The time factor is also one of the important factors influencing colonization or infection of predominant microorganisms in burn patients [2]. Generally, early colonization of the wound in the first 48 h occur with Gram-positive bacteria from the endogenous skin flora [1]. Next, Gram-positive bacteria are replaced by Gram-negative bacteria by the second week [2]. Hereafter, if the wound closure is delayed and the patient becomes infected and is treated with broad-spectrum antibiotics, a further shift in flora towards yeasts, fungi, and antibiotic-resistant bacteria takes place [4].

Devrim et al. found that the median duration of development of BSIs caused by GPBs from the time of burn was 5 days (ranging from 2 to 54 days after burn), significantly less than that of BSIs caused by GNB (12 days) and fungal pathogens (13 days) [6]. Recently one study showed that the overwhelming majority of bloodstream pathogens were GNB isolates typically isolated within 2 weeks after the burn.

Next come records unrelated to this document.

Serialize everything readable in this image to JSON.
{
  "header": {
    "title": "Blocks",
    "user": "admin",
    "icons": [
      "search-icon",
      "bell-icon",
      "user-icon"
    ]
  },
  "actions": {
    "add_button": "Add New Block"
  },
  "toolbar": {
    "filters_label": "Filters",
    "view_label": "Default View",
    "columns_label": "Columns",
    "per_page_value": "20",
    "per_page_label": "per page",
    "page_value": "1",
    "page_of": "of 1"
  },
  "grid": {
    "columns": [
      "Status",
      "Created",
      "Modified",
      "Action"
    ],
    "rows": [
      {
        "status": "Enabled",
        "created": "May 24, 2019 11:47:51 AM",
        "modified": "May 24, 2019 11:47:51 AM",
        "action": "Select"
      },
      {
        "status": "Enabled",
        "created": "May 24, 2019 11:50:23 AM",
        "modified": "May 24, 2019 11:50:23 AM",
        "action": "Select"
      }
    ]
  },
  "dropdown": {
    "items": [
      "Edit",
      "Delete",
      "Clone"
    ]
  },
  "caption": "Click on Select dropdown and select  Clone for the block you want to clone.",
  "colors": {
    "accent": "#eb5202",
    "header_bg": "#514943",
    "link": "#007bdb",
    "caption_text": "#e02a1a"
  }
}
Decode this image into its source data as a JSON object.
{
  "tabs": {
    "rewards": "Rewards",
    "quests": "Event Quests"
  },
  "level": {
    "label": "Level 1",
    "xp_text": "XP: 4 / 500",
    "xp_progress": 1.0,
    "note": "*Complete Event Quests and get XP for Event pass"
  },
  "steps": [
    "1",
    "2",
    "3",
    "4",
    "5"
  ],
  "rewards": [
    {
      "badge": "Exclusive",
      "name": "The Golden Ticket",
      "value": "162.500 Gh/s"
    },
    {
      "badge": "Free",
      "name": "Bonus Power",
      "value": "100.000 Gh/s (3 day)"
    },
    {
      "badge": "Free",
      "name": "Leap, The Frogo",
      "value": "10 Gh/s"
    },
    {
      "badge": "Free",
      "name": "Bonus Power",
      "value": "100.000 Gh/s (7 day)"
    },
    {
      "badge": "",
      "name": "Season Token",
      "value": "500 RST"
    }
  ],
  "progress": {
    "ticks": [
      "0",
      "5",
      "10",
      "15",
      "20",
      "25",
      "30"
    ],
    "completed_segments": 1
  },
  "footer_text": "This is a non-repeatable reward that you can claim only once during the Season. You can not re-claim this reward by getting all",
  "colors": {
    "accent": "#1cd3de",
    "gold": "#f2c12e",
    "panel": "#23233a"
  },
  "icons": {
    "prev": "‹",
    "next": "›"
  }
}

During 15–28 days after burn, A. baumannii was the most common causative pathogen, while Chryseobacterium spp., S. maltophilia, and R. mannitolilytica were most frequently isolated early (mean: 14.5 days) after the burn [24]. The proportion of the overall microbial isolates in this study showed a significant change in trend over time; in particular, hospitalization for more than 14 days (OR 4.5–9.8, p < 0.001). Our findings correlated well with previous studies with reference to isolation of GPBs; nearly a half of them (only 4 strains) were isolated within 3 days of hospitalization, before showing downward trend (p < 0.001). Although there was no statistically significant difference in the trend for the proportion of GNFGNB isolation (p = 0.299), with Acinetobacter spp. (71.4%) and P. aeruginosa (84.8%) being two major groups isolated at 15 or more days after hospitalization.

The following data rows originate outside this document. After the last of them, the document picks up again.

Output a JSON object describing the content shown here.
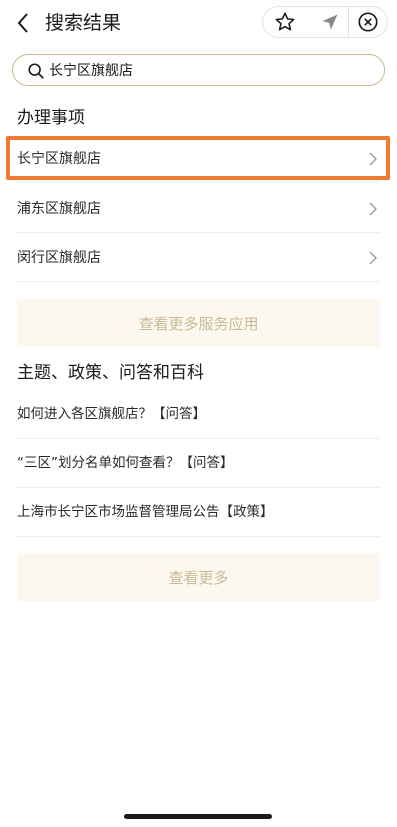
{
  "header": {
    "title": "搜索结果",
    "back_icon": "chevron-left-icon",
    "actions": [
      "star-icon",
      "navigation-arrow-icon",
      "close-circle-icon"
    ]
  },
  "search": {
    "value": "长宁区旗舰店",
    "icon": "search-icon"
  },
  "services": {
    "title": "办理事项",
    "items": [
      {
        "label": "长宁区旗舰店"
      },
      {
        "label": "浦东区旗舰店"
      },
      {
        "label": "闵行区旗舰店"
      }
    ],
    "more_label": "查看更多服务应用"
  },
  "topics": {
    "title": "主题、政策、问答和百科",
    "items": [
      {
        "label": "如何进入各区旗舰店？【问答】"
      },
      {
        "label": "“三区”划分名单如何查看？【问答】"
      },
      {
        "label": "上海市长宁区市场监督管理局公告【政策】"
      }
    ],
    "more_label": "查看更多"
  },
  "colors": {
    "highlight": "#f07a32",
    "search_border": "#c9b98d",
    "more_bg": "#fcf8ef",
    "more_text": "#cbb994"
  }
}
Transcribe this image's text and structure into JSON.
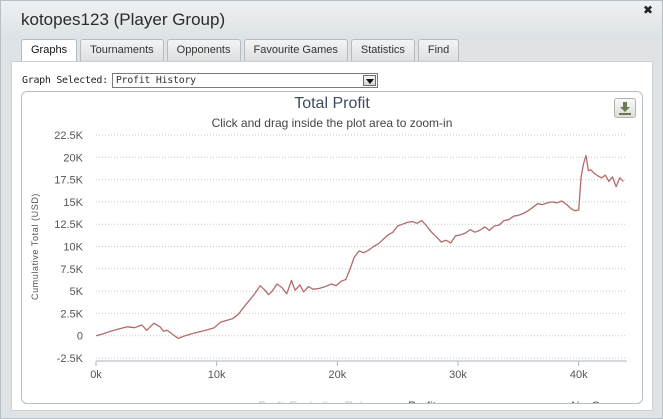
{
  "window": {
    "title": "kotopes123 (Player Group)"
  },
  "tabs": [
    {
      "label": "Graphs",
      "active": true
    },
    {
      "label": "Tournaments",
      "active": false
    },
    {
      "label": "Opponents",
      "active": false
    },
    {
      "label": "Favourite Games",
      "active": false
    },
    {
      "label": "Statistics",
      "active": false
    },
    {
      "label": "Find",
      "active": false
    }
  ],
  "graph_selector": {
    "label": "Graph Selected:",
    "value": "Profit History"
  },
  "icons": {
    "close": "close-icon",
    "export": "download-icon",
    "dropdown": "chevron-down-icon"
  },
  "chart_data": {
    "type": "line",
    "title": "Total Profit",
    "subtitle": "Click and drag inside the plot area to zoom-in",
    "xlabel": "No. Games",
    "ylabel": "Cumulative Total (USD)",
    "xlim": [
      0,
      44000
    ],
    "ylim": [
      -2500,
      22500
    ],
    "x_ticks": [
      "0k",
      "10k",
      "20k",
      "30k",
      "40k"
    ],
    "x_tick_values": [
      0,
      10000,
      20000,
      30000,
      40000
    ],
    "y_ticks": [
      "-2.5K",
      "0",
      "2.5K",
      "5K",
      "7.5K",
      "10K",
      "12.5K",
      "15K",
      "17.5K",
      "20K",
      "22.5K"
    ],
    "y_tick_values": [
      -2500,
      0,
      2500,
      5000,
      7500,
      10000,
      12500,
      15000,
      17500,
      20000,
      22500
    ],
    "grid": "horizontal dotted",
    "legend_position": "bottom-center",
    "series": [
      {
        "name": "Profit Excluding Rake",
        "color": "#d8d8d8",
        "x": [],
        "y": []
      },
      {
        "name": "Profit",
        "color": "#b26b6b",
        "x": [
          0,
          600,
          1200,
          2000,
          2600,
          3200,
          3800,
          4200,
          4800,
          5300,
          5600,
          5900,
          6300,
          6800,
          7400,
          8000,
          8600,
          9200,
          9800,
          10300,
          10800,
          11300,
          11800,
          12300,
          12800,
          13200,
          13600,
          14000,
          14300,
          14600,
          15000,
          15400,
          15800,
          16200,
          16500,
          16900,
          17200,
          17600,
          18000,
          18500,
          19000,
          19500,
          19900,
          20300,
          20700,
          21000,
          21400,
          21800,
          22200,
          22600,
          23000,
          23400,
          23800,
          24200,
          24600,
          25000,
          25400,
          25800,
          26200,
          26600,
          27000,
          27400,
          27800,
          28200,
          28600,
          29000,
          29400,
          29800,
          30200,
          30600,
          31000,
          31400,
          31800,
          32200,
          32600,
          33000,
          33400,
          33800,
          34200,
          34600,
          35000,
          35400,
          35800,
          36200,
          36600,
          37000,
          37400,
          37800,
          38200,
          38600,
          39000,
          39400,
          39700,
          40000,
          40200,
          40400,
          40600,
          40800,
          41000,
          41300,
          41600,
          41900,
          42200,
          42500,
          42800,
          43100,
          43400,
          43700
        ],
        "y": [
          0,
          200,
          500,
          800,
          1000,
          900,
          1200,
          600,
          1400,
          1000,
          500,
          600,
          200,
          -300,
          0,
          250,
          450,
          650,
          900,
          1500,
          1700,
          1900,
          2400,
          3300,
          4100,
          4800,
          5600,
          5100,
          4600,
          5000,
          5800,
          5400,
          4700,
          6200,
          5100,
          5700,
          4900,
          5500,
          5200,
          5300,
          5500,
          5800,
          5600,
          6100,
          6300,
          7300,
          8800,
          9500,
          9300,
          9600,
          10000,
          10300,
          10800,
          11300,
          11600,
          12300,
          12500,
          12700,
          12800,
          12600,
          12900,
          12300,
          11600,
          11100,
          10500,
          10700,
          10400,
          11200,
          11300,
          11500,
          11900,
          11600,
          11800,
          12200,
          11800,
          12300,
          12400,
          12900,
          13000,
          13400,
          13500,
          13700,
          14000,
          14400,
          14800,
          14700,
          14900,
          15000,
          14900,
          15100,
          14700,
          14200,
          14000,
          14100,
          17800,
          19300,
          20200,
          18500,
          18600,
          18200,
          17900,
          17700,
          18000,
          17300,
          17800,
          16700,
          17700,
          17300
        ]
      }
    ]
  }
}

One of the major strengths of this study was that it adopted stratification analysis to examine trends in major microbial isolates based on the severity of the burn and time elapsed after burn. However, our study also had some limitations. First, the sample size of cases with severe burns was relatively small, although the source of the samples was single dust explosion event. The cases had homogeneity including patient age, medical treatment and care, and environmental setting factors. Therefore, our results successfully demonstrated the trends in microbial isolation and important factors that govern the rate of isolation. Second, the dispersion of the patients in different 5 ICUs and burn ward might cause some heterogeneity of the sampling. However, an interdisciplinary medical team was quickly established and held regular meetings on treatment and disposal strategies to achieve consensus and consistency. Third, this manuscript was mainly based on recommended of the US CDC’s definition of burn infection, including changes in the appearance or characteristics of burn wound. Burn injury could result in severe sepsis and septic shock; however, our database could not display the data.

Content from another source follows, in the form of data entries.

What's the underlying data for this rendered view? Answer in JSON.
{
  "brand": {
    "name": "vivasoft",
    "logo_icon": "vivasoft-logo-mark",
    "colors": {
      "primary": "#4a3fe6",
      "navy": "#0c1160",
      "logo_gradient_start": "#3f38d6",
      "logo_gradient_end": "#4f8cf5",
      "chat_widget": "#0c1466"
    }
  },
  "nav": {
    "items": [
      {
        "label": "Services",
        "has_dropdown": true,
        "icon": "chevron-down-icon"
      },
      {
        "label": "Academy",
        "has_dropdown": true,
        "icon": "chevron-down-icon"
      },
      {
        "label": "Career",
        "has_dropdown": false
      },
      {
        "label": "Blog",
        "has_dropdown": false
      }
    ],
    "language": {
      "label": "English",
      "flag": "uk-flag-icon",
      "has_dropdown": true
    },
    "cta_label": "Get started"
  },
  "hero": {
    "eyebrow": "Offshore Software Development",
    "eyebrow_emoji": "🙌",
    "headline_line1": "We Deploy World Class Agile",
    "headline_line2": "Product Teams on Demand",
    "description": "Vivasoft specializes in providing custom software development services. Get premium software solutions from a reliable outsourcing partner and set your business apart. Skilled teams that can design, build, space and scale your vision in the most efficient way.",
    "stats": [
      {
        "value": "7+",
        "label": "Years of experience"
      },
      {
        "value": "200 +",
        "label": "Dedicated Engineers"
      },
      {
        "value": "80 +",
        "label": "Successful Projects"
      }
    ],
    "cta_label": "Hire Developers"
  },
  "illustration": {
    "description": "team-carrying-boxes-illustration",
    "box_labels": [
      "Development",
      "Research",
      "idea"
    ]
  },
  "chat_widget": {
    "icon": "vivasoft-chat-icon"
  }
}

Finally, biomarkers can be used to monitor various aspects of disease progression and patient health. The World Health Organization proposed a broad definition of biomarker including almost any measurement reflecting an interaction between a biological system and a potential hazard, which may be chemical, physical, or biological. Thus, the biomarkers as an indicator can be objectively measured and evaluated, such as single molecules, protein panels, injury characteristics, or clinical parameters that may affect clinical outcomes in the severely burned [27]. We suggest that future research can be explored in other aspects, including the impact of surgical intervention and antimicrobial stewardship on the type of microorganisms isolated, and perform molecular typing of microbial isolates.


We found that the proportion of overall microbial isolates increased with increase in the extent of TBSA and the time elapsed after burns. The extent of TBSA was the most important factor affecting MDRO. The study demonstrated that under well-integrated and operational medical and infection control teams, microbial transmission could be reduced to improve the survival rates of burn patients.